Avangart moda akımında amaç sınırları zorlayan, deneysel ve özgün tasarımlar yapmaktır. Genellikle sanatsal ifadeler, alışılmadık kumaşlar ve ilginç kesimler içeren bu akımın bir sınırı olması gerektiğine inananlar için moda ne yapmalıdır? Belki de bu akım sıradan kumaşlar kullanılan ve basit kesimler içeren normal tasarımların sınırlarını bir ilham kaynağı olarak kullanmıştır.

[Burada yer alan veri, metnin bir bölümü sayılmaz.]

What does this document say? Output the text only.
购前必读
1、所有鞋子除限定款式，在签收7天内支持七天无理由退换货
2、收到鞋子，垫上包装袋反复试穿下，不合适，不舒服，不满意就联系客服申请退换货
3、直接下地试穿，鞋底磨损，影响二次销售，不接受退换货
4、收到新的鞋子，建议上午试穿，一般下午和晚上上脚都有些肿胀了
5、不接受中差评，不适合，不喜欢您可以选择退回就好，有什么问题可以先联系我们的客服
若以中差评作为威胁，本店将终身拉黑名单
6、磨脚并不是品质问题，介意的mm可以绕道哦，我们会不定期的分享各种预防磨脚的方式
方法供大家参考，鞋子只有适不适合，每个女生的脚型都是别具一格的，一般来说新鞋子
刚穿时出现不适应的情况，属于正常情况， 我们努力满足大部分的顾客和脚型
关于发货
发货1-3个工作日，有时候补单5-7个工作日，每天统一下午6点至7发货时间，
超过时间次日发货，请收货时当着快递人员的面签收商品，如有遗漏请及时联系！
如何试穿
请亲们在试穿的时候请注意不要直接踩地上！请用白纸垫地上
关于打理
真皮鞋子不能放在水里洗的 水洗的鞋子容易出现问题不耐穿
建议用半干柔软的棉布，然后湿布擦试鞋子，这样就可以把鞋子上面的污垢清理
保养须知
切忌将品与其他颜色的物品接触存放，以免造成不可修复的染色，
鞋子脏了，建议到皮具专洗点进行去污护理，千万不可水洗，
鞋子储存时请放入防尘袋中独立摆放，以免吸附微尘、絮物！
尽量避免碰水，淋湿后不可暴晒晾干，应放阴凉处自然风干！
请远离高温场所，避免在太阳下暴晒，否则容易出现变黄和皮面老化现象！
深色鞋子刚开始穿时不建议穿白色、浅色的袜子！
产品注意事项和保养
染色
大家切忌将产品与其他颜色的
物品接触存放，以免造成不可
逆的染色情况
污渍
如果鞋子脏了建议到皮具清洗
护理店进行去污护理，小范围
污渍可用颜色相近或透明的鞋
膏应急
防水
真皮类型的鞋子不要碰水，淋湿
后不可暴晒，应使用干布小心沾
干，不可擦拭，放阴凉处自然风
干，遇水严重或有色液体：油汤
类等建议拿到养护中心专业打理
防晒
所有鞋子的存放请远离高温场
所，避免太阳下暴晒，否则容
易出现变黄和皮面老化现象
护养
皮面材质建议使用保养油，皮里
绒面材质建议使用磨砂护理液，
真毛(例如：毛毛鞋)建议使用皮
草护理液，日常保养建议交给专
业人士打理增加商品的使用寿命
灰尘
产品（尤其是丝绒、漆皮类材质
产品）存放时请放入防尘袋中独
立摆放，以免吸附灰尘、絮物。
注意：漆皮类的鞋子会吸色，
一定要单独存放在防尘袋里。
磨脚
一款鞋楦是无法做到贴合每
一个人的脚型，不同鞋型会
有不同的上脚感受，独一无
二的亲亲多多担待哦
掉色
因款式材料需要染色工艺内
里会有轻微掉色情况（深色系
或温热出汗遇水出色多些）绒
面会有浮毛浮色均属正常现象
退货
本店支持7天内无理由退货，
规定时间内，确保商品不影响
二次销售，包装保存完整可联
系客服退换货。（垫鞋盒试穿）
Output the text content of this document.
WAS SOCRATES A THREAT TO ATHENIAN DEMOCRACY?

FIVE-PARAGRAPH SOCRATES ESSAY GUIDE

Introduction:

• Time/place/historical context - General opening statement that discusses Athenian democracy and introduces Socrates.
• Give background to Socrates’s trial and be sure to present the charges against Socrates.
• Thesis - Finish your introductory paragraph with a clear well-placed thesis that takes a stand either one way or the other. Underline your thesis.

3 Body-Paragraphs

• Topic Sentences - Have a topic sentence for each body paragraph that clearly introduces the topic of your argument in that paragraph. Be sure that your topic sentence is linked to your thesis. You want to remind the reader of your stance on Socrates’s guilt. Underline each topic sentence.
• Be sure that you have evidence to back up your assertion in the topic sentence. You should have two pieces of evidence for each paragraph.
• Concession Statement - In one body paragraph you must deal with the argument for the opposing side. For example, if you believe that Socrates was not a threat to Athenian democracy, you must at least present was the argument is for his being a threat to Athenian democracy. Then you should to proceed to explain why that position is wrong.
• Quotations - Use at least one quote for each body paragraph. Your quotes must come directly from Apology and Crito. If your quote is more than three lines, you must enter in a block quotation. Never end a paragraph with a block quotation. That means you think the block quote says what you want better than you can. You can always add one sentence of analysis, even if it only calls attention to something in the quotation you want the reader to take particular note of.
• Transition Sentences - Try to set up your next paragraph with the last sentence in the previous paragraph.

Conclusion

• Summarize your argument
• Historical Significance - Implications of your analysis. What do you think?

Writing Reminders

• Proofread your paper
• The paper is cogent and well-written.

Bu sayede normal olandan kaçıp her ayrıntısında anormal olana yer vermiştir. Böylece kendi sınırını oluşturmuştur.

Post- apokaliptik moda da distopik ve post-apokaliptik geleceklere atıfta bulunan bir akımdır. Aşırı ve döküntü tarzda giyim, yıpranmış ve yamalı parçaların kullanımı gibi unsurlar içerir. Asıl ilhamını sıradanlığın ve sadece günümüzün modasını içeren kıyafetlerin sınırlılığından alarak geleceğe yönelik dağınıklık içeren bir akım olabilir. Cinsiyet algısı sınırları içinde olan modaya karşı cinsiyetsiz moda türemiştir. Hepsi kendi içinde sürekli olarak bir sonsuzluk çemberi çizerler. Ve biri diğerinin çemberini sınırlı bulup kendi sınırsız çemberini yaratmak ister. 

Aynı şekilde minimalizm- maximalism, old money- new money gibi akımlar tam tersi olan stillerin sınırlarını ilham alarak kendilerine bir sınırsızlık çizmişlerdir ya da kendi aykırı sınırlarını oluşturmuşlardır.

Herkes gibi moda da tek bir sınır içermez. Modanın doğrusu veya yanlışı yoktur ya da keskin bir sınırı. Bir sürü sonsuzluk çemberini içinde barındırır ve o çemberlerin sınırını da kendisi belirlemez. Peki moda ne yapar? Sadece kiracılara ev sahipliği yapan bir dört duvar mıdır? Ya da tüm zıtlıkları içinde barındıran bir mıknatıs mı?Bence moda ne olursa olsun yanlışıyla doğrusuyla tüm çocuklarını kabul etmiş ve üremeye devam eden bir annedir. Sınırları o belirlemez. Sonsuz sınırsızlığındaki sınırları kabul eder ve kucak açar. Kendi sınırsızlığıyla sınırları besler ve yön verir. 

Sonuç olarak moda içinde bulundurduğu en ufak yapı taşından bile ilham alır. Sonsuz evrenin içinde olan her şey onun kaynağıdır. Her kısıtlı sınırdan başka bir aykırı sınırsızlık oluşturan bir ruhtur.